Sob vaias, Bellucci perde nas oitavas de final do Brasil Open

Com atuação muito ruim, tenista número 1 do País é derrotado pelo segundo ano seguido por Filippo Volandri, da Itália

AMANDA ROMANELLI, NATHALIA GARCIA, O Estado de S.Paulo

15 de fevereiro de 2013 | 02h07

Thomaz Bellucci encerrou sua participação no Brasil Open mais cedo do que o esperado e foi vaiado pelo público no Ginásio do Ibirapuera. Assim como em 2012, o quinto cabeça de chave não foi páreo para o italiano Filippo Volandri. Se no ano passado ele chegou às semifinais, nesta edição ele acabou eliminado nas oitavas de final.

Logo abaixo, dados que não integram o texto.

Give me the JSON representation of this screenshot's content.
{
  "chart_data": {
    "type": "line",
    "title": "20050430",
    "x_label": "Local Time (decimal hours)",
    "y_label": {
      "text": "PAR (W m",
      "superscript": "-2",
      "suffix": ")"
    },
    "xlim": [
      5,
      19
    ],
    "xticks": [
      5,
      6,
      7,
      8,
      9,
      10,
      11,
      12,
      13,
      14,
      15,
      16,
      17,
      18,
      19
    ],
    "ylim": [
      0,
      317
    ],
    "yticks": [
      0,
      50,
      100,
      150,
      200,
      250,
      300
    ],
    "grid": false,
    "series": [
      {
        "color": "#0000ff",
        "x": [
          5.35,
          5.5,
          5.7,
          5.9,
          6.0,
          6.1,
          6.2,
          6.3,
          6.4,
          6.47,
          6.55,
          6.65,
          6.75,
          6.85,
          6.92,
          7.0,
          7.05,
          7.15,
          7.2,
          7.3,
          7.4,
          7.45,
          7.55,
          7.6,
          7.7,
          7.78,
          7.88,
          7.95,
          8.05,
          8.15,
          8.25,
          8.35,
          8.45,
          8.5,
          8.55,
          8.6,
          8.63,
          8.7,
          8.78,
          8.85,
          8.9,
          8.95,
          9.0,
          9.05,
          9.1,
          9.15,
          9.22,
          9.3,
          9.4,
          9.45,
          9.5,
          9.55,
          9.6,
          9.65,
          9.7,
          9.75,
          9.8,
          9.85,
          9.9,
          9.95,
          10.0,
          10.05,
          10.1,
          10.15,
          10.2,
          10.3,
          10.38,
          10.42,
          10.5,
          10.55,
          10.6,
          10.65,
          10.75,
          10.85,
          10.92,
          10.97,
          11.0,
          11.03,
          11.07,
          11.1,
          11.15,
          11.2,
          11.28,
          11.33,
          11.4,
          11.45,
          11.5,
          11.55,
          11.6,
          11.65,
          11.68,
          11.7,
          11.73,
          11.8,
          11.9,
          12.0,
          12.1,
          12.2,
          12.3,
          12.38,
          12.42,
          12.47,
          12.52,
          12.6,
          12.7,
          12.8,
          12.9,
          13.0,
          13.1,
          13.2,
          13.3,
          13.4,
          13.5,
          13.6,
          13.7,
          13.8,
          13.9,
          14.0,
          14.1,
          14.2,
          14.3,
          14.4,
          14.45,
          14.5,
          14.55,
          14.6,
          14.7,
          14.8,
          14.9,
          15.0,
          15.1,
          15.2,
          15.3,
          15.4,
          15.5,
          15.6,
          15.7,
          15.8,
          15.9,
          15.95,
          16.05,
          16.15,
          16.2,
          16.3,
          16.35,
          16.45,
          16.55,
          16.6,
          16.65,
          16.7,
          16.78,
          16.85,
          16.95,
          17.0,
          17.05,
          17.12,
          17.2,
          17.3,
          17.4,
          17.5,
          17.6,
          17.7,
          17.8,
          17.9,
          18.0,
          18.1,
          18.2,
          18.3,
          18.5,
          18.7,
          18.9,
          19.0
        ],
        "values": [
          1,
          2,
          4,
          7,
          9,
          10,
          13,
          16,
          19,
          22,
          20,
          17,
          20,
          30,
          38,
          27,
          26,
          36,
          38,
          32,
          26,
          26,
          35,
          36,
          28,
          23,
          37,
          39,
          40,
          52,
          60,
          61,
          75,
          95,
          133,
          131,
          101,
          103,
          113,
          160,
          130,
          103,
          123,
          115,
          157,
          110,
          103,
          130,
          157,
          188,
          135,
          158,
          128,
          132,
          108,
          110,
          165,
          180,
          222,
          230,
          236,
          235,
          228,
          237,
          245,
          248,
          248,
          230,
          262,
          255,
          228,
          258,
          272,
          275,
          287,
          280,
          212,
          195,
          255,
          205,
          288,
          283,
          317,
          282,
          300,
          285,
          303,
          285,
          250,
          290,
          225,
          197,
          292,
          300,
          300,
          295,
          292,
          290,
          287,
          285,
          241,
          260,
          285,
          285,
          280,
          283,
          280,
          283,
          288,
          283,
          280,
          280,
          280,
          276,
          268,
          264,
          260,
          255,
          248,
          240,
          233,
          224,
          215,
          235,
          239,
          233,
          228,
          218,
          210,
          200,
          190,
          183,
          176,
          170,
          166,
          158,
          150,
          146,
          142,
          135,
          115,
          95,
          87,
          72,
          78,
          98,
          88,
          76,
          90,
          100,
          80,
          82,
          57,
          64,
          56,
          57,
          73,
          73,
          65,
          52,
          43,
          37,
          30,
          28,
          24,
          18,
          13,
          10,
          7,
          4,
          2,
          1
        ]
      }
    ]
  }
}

Magoado com as vaias, ele critica a falta de apoio do público brasileiro. "É difícil sair de quadra e ser vaiado no meu País, isso nunca aconteceu na minha carreira. É triste saber que as pessoas não valorizam o nosso trabalho."

O brasileiro já havia levado sufoco na estreia diante do novato Guilherme Clezar e voltou a mostrar inconstância ontem. Mas, dessa vez, o adversário não perdoou e atropelou o cabisbaixo Bellucci por 6/3 e 6/2.

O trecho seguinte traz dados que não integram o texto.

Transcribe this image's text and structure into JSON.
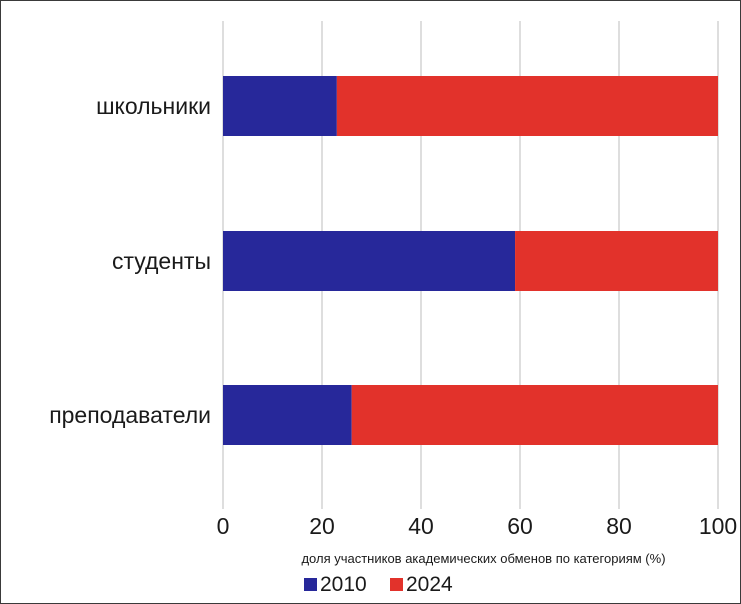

Bellucci mostrou decepção com seu desempenho e disse que nada deu certo. "Foi muito frustrante estar dentro da quadra. Estava lutando, tentei o tempo inteiro dar 100%. Não consegui imprimir um estilo de jogo e me soltar. Alguns dias você tenta de tudo e nada dá certo."

O número 1 do País admite que sentiu a pressão por jogar em casa e diz que ainda precisa aprender a lidar com essa situação. "Nunca é fácil para mim jogar no Brasil. Quando entro na quadra aqui sempre tenho um friozinho na barriga a mais, tento dar 100%, mas muitas vezes a pressão é grande."

Nas quartas de final, Volandri enfrentará o argentino Martin Alund, que tem se mostrado a surpresa do torneio. De azarão, o tenista já passou pelo brasileiro Ricardo Mello e superou o francês Jeremy Chardy, 25.º do ranking mundial.

Já Bellucci continua no torneio na chave de duplas. Ao lado do brasileiro João Souza, ele volta a jogar hoje contra os italianos Simone Bolelli e Fabio Fognini.

Outro classificado para a próxima fase é o espanhol Nicolas Almagro, tricampeão do Brasil Open. O tenista superou o chileno Paul Capdeville por 6/4, 6/7 (3/7) e 6/2.

Polêmica. As quadras de saibro usadas no torneio voltaram a ser motivo de transtorno. Depois de muitas reclamações, a Associação dos Tenistas Profissionais interditou a quadra 2, no Ginásio Mauro Pinheiro, e a programação do dia foi alterada. Os três jogos que seriam realizados no local foram remanejados para a quadra 1.